Meredith Davis and Theopolis Waters of the Chicago Tribune report that a Killer virus spreads unchecked through U.S. hog belt, pushing pork to record, and now it has spread to Japan where is hitting the largest produces.
The killer stalking U.S. hog farms is known as PEDv, a malady that in less than a year has wiped out more than 10 percent of the nation's pig population and helped send retail pork prices to record highs. The highly contagious Porcine Epidemic Diarrhea virus is puzzling scientists searching for its origins and its cure and leaving farmers devastated in ways that go beyond financial losses. ... "It's a real morale killer in a barn. People have to shovel pigs out instead of nursing them along," Goihl said.
Since June 2013 as many as 7 million pigs have died in the United States due to the virus, said Steve Meyer, president of Iowa-based Paragon Economics and consultant to the National Pork Board said. United States Department of Agriculture data showed the nation's hog herd at about 63 million as of March 1, 2014.
Davis and Waters report PEDv was first reported last May in Ohio and spread to 30 states within one year, with no cure in site. Last week, the USDA implemented a tracking system for PEDv requiring reporting so they can track its spread.PEDv is believed to spread with animal to animal contact and through manure.
"Something like a tablespoon of PEDv infected manure is roughly enough to infect the entire U.S. hog herd," said Rodney "Butch" Baker, swine biosecurity specialist at Iowa State University.
The virus is 'nearly always fatal pigs younger than 21 days." and the virus can live at room temperture for up to 13 days. The USDA says PEDv is not a health risk for humans, and not a food safety issue.

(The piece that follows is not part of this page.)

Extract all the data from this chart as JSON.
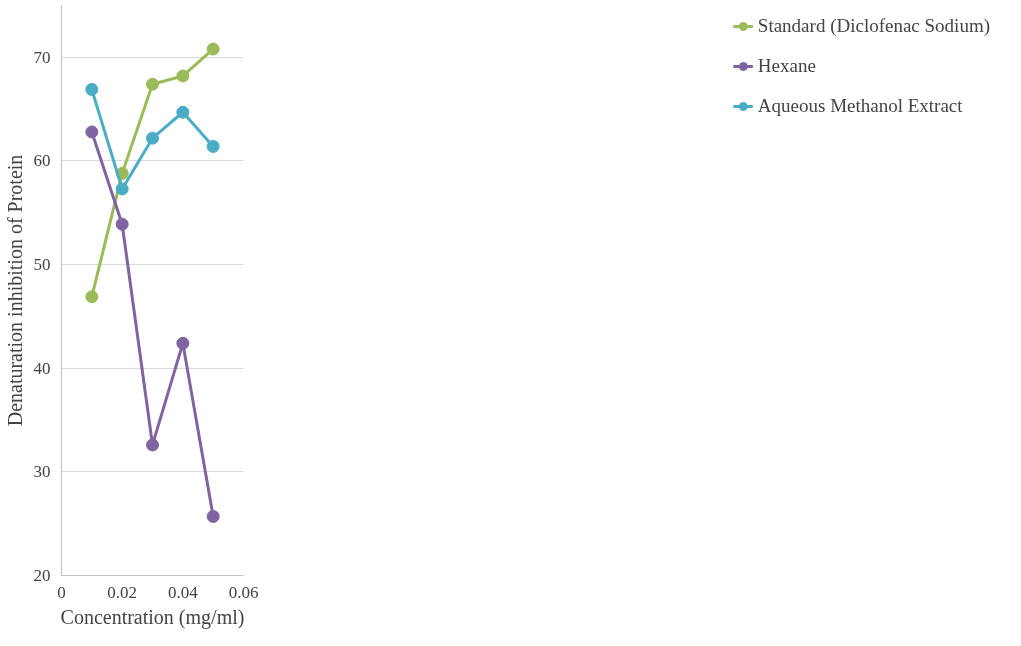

Despite months of forensic research, scientists still do not know how the virus entered the U.S., but since it is nearly identical to the one that infected pigs in China's Anhui province, one report published in the American Society of Microbiology journal mBio indicates researchers are exploring whether widely used pig-blood byproducts in hog feed may have introduced the Anhui virus into the U.S. and Canada.
There have also been milder outbreaks in recent years, in Europe, Japan, Mexico, and parts of South America.
Of the 15,000 samples scientist have tested in American pigs 32 percent have tested positive.
The virus "acts like a lawn mower" on the villi in a pig's intestines, which are the tiny projections that aid digestion, said Tony Forshey, chief of animal health at the Ohio Department of Agriculture. With their villi gone, the piglets cannot absorb nutrients from food or water, contract diarrhea and die from dehydration.
No vaccine or cure exists, although several companies are working on research.